On 16 December, Mohammad Abd al-Nadi, a journalist for al-Quds Radio, was hit by a missile fired from an unmanned drone as he walked along Salah al-Din Street. He was looking for a taxi in order to cover earlier shelling from a United States-manufactured Apache helicopter, in the Beit Hanoun area in which two women were attacked. The drone’s missile left him with a fractured arm, a head injury, and cuts over his body and leg.

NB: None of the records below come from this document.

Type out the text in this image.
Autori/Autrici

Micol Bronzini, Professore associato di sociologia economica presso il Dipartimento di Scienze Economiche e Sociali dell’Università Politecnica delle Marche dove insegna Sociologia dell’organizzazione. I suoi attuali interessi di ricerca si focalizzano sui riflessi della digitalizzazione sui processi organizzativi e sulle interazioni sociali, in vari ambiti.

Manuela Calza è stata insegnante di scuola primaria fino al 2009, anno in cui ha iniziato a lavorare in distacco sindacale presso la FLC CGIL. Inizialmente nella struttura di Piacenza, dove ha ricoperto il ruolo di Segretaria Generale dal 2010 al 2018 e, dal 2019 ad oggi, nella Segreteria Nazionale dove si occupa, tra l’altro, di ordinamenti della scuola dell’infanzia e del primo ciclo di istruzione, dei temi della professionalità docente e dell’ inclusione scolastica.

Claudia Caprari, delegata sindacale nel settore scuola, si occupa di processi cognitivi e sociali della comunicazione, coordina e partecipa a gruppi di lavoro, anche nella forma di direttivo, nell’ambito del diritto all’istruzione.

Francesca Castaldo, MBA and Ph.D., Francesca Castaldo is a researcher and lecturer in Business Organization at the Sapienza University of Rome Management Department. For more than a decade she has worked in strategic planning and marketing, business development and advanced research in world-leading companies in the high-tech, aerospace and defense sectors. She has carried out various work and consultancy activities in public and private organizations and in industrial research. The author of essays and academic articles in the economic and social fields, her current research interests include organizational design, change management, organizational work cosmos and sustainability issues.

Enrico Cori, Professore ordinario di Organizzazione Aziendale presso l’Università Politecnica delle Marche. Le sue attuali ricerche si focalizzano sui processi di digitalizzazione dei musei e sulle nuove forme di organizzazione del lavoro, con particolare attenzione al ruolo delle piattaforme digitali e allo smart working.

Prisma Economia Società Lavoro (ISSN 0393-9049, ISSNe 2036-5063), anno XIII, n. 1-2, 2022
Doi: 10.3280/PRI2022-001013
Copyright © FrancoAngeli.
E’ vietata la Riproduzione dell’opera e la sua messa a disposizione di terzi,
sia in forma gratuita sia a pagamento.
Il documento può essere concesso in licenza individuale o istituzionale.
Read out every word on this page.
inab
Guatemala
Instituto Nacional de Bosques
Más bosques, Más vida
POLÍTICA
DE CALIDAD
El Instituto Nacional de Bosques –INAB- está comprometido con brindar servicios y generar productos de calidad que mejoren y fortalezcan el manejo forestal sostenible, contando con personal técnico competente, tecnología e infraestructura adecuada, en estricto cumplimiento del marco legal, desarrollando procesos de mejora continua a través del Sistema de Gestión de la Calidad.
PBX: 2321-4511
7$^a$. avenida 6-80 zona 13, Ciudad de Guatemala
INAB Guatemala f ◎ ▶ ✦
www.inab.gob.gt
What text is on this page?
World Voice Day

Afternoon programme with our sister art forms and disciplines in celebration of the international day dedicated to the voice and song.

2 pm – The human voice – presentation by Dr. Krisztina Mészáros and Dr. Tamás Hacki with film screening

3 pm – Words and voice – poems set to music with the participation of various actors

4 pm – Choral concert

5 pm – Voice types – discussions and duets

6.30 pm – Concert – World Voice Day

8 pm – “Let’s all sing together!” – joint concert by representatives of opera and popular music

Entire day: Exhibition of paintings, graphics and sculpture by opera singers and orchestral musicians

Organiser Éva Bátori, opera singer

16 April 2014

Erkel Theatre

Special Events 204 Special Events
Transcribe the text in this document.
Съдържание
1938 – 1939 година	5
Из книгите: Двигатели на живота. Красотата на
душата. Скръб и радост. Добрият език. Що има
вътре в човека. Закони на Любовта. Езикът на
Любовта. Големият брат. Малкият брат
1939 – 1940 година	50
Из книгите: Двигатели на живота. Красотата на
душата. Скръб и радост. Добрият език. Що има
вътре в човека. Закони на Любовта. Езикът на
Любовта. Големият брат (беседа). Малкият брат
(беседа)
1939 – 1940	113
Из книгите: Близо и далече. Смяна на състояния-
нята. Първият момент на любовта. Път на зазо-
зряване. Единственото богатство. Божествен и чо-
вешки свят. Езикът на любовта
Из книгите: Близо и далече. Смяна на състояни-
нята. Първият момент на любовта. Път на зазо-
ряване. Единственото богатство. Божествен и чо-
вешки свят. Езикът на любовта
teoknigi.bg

“It’s the second time I’ve been targeted,” he explained from his al-Shifa hospital bed. “Two years ago I was also shelled by a drone, but luckily I wasn’t seriously injured.”

Hamzi Shaheen, 21 years old, was hit in an earlier strike on 7 December. It was 3:30pm and the journalist and student at Gaza City’s al-Azhar University was working on his family farm in Jabaliya. He was also hit by a missile fired from an unmanned drone. Four years ago, Shaheen’s 20-year-old brother was struck and killed by a drone-fired missile while at a summer camp in Jabaliya. His father was killed in 1987 and Shaheen still lives at home, helping his mother with daily chores. Two weeks after the attack, he lies recovering in al-Shifa hospital, his stubs of legs bandaged but he remains resilient. “I will continue my studies, when I’m well enough,” Shaheen pledged.

The farmer

Zuhair Washa, 48 years old, is the father of nine children, including three currently enrolled in university. On 20 December at 7:30 am, Washa was working on his land in the al-Shejaeya neighborhood east of Gaza City, a considerable distance from the Israeli border, when an Israeli ground-to-ground missile exploded near him, shattering the bones in the lower half of his right leg. The fractured leg and remaining nerve damage as well as the wounds to his hands and body, mean that he will be unable to work and support his family for some time.

These victims were all targeted in rural and residential civilian areas where witnesses reported no resistance activity before or during the time of each attack. International law condemns the deliberate targeting of civilians as a gross violation of human rights, amounting to a war crime. Sadly, Palestinian civilians in Jabaliya, Beit Hanoun, al-Shejaeya, and across Gaza are all too familiar with these crimes of war, perpetrated with impunity.

Eva Bartlett is a Canadian human rights advocate and freelancer who spent eight months in 2007 living in West Bank communities and four months in Cairo and at the Rafah crossing. She is currently based in Gaza, after the third successful voyage of the Free Gaza Movement to break the siege on Gaza.